In the end, it is not the years in your life that count. It is the life in your years.
The above quote, part of an e-mail that I received recently, has a bearing, albeit indirectly, on our Education Ministry, in the sense that it is not the number of departments under it but what they do that counts.
Though the Ministry of Human Resource Development, of which the Education Department is an appendage now, may gloat over India’s educational achievements and the Census Department may gloat over the rise in literacy, their claims are hollow.
Literacy
Right up to 1991, the Census of India treated only those in the 5+ age groups as “literates”. Suddenly, that is after four decennial Censuses since Independence, it woke up to the reality that children up to the age of 7 cannot be literate, and changed the age since the 1991 Census to 7+. And what is the Census definition of literacy? Reading and writing a simple sentence or statement.
Apart from the question of the reliability of the data so collected (as, more often than not, the Census enumerators themselves are only semi-literate, and what they collect in just one day is at best a hotchpotch), the Census does not take into account those who relapse into illiteracy after its one-day wonder once in ten years.
Granting that India is as literate as made out by the Census, the Census definition of literacy is a poor surrogate to what is used in the developed countries. I remember having read somewhere that in the U.S. the official or academic definition of literacy is at least completion of twelve years of formal education.
Education
If India’s definition of literacy itself is dubious and even spurious, what about the reliability of the claims on education?
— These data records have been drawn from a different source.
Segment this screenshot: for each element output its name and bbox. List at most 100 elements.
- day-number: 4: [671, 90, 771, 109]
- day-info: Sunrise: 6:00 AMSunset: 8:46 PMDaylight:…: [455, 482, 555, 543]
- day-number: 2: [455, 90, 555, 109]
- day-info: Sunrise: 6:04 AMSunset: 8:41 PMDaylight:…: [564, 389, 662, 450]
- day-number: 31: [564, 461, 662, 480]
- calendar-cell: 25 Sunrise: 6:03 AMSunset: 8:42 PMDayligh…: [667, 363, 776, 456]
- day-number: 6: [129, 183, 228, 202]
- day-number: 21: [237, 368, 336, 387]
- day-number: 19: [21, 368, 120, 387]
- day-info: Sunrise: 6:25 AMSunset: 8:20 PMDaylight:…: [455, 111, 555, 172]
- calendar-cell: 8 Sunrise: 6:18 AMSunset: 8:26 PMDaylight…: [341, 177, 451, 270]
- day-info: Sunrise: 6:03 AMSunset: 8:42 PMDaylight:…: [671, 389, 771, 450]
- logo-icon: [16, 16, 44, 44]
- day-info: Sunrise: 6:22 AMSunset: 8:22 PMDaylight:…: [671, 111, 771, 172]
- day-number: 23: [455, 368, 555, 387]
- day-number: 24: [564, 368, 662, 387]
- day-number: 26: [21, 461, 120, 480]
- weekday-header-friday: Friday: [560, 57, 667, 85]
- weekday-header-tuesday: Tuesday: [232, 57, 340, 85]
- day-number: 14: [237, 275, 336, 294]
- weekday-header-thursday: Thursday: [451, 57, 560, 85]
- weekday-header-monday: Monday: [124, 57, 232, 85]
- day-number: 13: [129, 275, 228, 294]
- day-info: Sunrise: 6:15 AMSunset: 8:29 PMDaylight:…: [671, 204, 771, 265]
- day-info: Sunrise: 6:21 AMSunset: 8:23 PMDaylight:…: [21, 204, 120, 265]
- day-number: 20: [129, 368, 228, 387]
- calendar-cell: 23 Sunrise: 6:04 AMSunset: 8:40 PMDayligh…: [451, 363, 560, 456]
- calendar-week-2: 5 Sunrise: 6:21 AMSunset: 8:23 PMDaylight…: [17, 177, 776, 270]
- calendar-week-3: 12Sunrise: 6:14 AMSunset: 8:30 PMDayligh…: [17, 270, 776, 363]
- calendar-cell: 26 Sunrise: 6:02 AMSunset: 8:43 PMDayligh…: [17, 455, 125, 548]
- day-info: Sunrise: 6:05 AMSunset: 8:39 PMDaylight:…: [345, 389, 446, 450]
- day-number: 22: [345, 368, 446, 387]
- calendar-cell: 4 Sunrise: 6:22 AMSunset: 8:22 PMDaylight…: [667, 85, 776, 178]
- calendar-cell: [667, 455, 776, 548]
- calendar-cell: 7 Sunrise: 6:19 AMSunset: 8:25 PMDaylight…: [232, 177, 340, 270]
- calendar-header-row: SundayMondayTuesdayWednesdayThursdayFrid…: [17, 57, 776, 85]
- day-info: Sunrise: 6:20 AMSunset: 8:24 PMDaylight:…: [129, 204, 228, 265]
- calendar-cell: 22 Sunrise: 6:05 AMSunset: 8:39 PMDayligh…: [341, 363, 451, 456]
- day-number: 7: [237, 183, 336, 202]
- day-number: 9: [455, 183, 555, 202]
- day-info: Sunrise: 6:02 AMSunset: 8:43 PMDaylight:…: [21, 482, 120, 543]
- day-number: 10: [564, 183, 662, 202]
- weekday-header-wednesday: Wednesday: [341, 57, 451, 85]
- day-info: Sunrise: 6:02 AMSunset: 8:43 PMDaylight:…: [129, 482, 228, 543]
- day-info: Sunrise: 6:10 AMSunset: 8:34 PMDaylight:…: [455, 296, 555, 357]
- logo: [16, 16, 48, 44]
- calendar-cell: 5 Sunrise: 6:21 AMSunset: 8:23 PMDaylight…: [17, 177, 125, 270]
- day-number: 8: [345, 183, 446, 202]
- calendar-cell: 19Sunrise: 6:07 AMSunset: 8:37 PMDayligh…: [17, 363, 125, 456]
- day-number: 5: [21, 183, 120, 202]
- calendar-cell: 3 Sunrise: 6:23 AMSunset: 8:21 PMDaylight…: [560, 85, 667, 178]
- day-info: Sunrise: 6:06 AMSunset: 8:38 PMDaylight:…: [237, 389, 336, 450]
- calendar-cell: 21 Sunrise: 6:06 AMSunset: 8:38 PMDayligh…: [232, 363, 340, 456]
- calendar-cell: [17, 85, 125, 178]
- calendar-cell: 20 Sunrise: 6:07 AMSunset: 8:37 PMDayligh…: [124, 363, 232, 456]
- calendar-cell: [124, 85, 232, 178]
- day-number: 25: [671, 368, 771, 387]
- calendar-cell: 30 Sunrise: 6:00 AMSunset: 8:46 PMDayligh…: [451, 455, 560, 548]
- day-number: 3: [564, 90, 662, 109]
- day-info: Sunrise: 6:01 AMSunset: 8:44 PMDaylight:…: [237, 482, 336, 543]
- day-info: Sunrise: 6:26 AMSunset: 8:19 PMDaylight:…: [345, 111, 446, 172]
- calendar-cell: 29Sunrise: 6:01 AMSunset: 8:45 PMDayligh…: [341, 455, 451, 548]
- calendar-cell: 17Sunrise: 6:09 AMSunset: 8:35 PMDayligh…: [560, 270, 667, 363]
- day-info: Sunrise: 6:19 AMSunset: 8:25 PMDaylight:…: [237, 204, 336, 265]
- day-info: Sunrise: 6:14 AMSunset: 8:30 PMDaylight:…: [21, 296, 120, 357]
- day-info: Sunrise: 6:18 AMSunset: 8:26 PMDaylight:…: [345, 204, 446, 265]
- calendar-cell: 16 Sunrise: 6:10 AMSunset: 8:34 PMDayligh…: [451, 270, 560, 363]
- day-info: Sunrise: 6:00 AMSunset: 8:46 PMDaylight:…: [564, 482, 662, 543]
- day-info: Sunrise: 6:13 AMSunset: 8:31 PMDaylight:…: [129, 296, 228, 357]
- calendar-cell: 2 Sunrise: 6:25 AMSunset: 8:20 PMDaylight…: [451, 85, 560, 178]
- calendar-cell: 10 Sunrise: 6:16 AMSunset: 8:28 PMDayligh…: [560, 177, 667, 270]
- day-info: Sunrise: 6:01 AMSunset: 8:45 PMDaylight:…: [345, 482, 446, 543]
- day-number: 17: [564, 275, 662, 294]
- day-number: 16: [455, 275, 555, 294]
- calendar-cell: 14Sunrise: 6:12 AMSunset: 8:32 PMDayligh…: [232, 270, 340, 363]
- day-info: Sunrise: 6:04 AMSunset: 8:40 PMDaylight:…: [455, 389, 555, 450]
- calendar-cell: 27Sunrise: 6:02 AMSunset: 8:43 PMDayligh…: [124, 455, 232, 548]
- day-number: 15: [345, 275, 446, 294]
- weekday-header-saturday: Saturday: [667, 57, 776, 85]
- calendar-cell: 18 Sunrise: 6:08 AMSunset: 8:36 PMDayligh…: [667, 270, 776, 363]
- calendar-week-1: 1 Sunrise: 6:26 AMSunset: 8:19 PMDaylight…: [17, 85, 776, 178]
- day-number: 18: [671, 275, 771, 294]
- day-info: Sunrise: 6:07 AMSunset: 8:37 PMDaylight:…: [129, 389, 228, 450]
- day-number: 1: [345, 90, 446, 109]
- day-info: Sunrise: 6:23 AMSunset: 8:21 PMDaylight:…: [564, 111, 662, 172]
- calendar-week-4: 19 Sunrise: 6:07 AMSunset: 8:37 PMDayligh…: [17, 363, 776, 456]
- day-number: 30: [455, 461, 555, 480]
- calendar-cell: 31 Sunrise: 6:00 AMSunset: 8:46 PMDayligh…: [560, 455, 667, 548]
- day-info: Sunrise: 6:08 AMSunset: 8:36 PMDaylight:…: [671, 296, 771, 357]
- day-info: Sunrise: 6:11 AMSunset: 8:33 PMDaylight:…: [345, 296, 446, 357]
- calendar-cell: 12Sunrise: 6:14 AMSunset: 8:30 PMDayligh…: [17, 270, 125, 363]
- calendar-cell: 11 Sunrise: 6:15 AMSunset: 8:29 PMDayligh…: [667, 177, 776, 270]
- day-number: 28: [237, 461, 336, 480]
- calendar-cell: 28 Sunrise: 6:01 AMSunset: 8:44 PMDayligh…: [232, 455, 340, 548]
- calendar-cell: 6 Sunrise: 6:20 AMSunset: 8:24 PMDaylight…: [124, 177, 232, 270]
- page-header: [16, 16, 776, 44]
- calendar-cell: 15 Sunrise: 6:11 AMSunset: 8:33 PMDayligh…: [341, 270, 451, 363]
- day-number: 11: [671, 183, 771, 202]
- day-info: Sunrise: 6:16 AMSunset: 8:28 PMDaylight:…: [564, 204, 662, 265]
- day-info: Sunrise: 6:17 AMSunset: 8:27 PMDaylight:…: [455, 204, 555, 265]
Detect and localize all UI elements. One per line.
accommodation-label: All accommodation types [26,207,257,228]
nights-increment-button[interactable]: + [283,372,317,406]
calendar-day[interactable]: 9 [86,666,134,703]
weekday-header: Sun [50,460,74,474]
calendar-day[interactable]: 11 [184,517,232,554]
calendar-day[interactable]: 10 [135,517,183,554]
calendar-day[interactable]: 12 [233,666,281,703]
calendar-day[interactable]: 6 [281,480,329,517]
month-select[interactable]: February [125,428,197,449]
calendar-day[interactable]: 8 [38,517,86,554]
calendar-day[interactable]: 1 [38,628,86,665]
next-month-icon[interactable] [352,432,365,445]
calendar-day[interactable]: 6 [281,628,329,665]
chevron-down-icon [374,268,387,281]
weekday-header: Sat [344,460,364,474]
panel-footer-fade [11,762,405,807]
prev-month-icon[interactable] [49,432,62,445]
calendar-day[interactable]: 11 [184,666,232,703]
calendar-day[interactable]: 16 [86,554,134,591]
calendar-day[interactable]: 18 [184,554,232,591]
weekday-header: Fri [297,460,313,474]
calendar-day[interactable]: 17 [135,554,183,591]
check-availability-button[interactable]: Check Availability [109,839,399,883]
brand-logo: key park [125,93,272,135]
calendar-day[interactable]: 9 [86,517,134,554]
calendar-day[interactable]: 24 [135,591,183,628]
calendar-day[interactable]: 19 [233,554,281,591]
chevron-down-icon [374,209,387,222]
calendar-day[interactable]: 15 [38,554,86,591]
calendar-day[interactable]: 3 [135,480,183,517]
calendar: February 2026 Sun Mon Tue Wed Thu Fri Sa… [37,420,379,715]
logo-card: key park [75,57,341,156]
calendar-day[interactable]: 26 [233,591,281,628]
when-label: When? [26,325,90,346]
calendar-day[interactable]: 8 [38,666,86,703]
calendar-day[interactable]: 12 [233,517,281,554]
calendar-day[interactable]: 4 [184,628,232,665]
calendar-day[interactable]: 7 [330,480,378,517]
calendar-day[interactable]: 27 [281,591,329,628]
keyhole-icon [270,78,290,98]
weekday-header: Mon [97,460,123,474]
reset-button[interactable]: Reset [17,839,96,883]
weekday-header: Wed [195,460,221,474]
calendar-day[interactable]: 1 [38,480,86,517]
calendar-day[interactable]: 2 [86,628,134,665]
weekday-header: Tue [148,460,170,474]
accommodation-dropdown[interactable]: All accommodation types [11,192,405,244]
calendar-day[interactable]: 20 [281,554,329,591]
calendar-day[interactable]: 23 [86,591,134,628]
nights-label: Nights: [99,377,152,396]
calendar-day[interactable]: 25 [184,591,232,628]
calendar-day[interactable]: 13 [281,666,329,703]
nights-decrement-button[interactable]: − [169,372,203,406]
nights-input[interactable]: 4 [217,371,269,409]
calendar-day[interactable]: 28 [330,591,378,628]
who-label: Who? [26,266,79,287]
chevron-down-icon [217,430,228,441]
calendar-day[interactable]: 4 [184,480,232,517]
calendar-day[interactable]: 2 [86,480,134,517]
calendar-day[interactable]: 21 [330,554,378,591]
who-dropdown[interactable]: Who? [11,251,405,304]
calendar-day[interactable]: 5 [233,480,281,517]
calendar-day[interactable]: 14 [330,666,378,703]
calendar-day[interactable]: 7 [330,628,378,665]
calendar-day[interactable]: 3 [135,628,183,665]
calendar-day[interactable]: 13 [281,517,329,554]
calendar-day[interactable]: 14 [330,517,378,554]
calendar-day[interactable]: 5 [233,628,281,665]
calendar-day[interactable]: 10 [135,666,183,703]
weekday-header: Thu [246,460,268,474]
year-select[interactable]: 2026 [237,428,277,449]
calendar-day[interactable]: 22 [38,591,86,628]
On February 25-26 (when I did not interact with MS!), I was in Delhi participating in a national seminar on Primary Education and Teacher Training. I was not at all surprised when a participant, a very active activist in the spread of literacy and education said that though Kerala (the so-called “model State” of India), has a kind of laboratory situation for primary education, with school buildings, infrastructure, teachers, students, and everything else in place, when a student in Standard IV was asked to write Aana (elephant), he could not go beyond Aa!
If this is the quality of education imparted in the educationally most advanced State, how worse it could be in other States is only to be imagined.
It is generally believed that there has been an overall decline in the standards of education in terms of the quality of curriculum, teaching and learning, though there is certainly no benchmark against which any comparison can be made.
Though the National Policy of Education of the “Rajiv era” or if you wish, “Rajiv’s India” was expected to usher India into the 21st century as an “enlightened” society, that plan has gone awry.
Language Politics
The situation has been confounded by the linguistic jingoism in various States as a result of self-seeking politicians using language as yet another political instrument to exploit the gullible voters. The students have been its victims, have fallen between the stools without being proficient either in their mother tongue or in English, the now “global” language, and are almost hamstrung, as the absence of proficiency in English has hampered their social and spatial mobility.
Hindutva Politics
The situation has been further, and even irreparably, confounded by the ongoing Hindutva politics, with the NCERT tampering with the syllabi at various levels, and the UGC going a step further, all to please one or two Joshis, who wish to live in an imagined Vedic age, and since they cannot do so, they seem to get vicarious pleasure by using students as guinea-pigs and by their “text-book tyranny”.
The sloth in the education system is pervasive and not confined to the primary level. The energy that concerned academic and other discerning citizens have been wasting to drive sense into the Vedic maniacs could have ideally been spent better in the absence of such maniacs.
Self-earned credit
Despite all the hurdles which parents and students face, if some students still come out in flying colours, albeit mostly to contribute to the intellectual and productive wealth of developed countries, in particular the U.S. (I am referring to the brain-drain, despite the Education Department’s systematic attempts to “drain-brain”!), it is only the parents and the students who deserve credit and not the Education Department.
To conclude, India has a long way to go to enter the fast evolving “knowledge society”. That can happen only if it does not have Joshis and their ilk, with their imagined Vedic mindsets, in the helm of affairs, and leave education as a free-wheeling, autonomous institution, with strong secular, rational, scientific, multi-cultural strands. In such an education there should be little of the undesirable history teaching; for, India is now learning the hard way, to paraphrase what Shakespeare said, the telling of history is sometimes full of sound and fury, signifying nothing; at those times it may not be the history itself that is problematic, but the telling of it.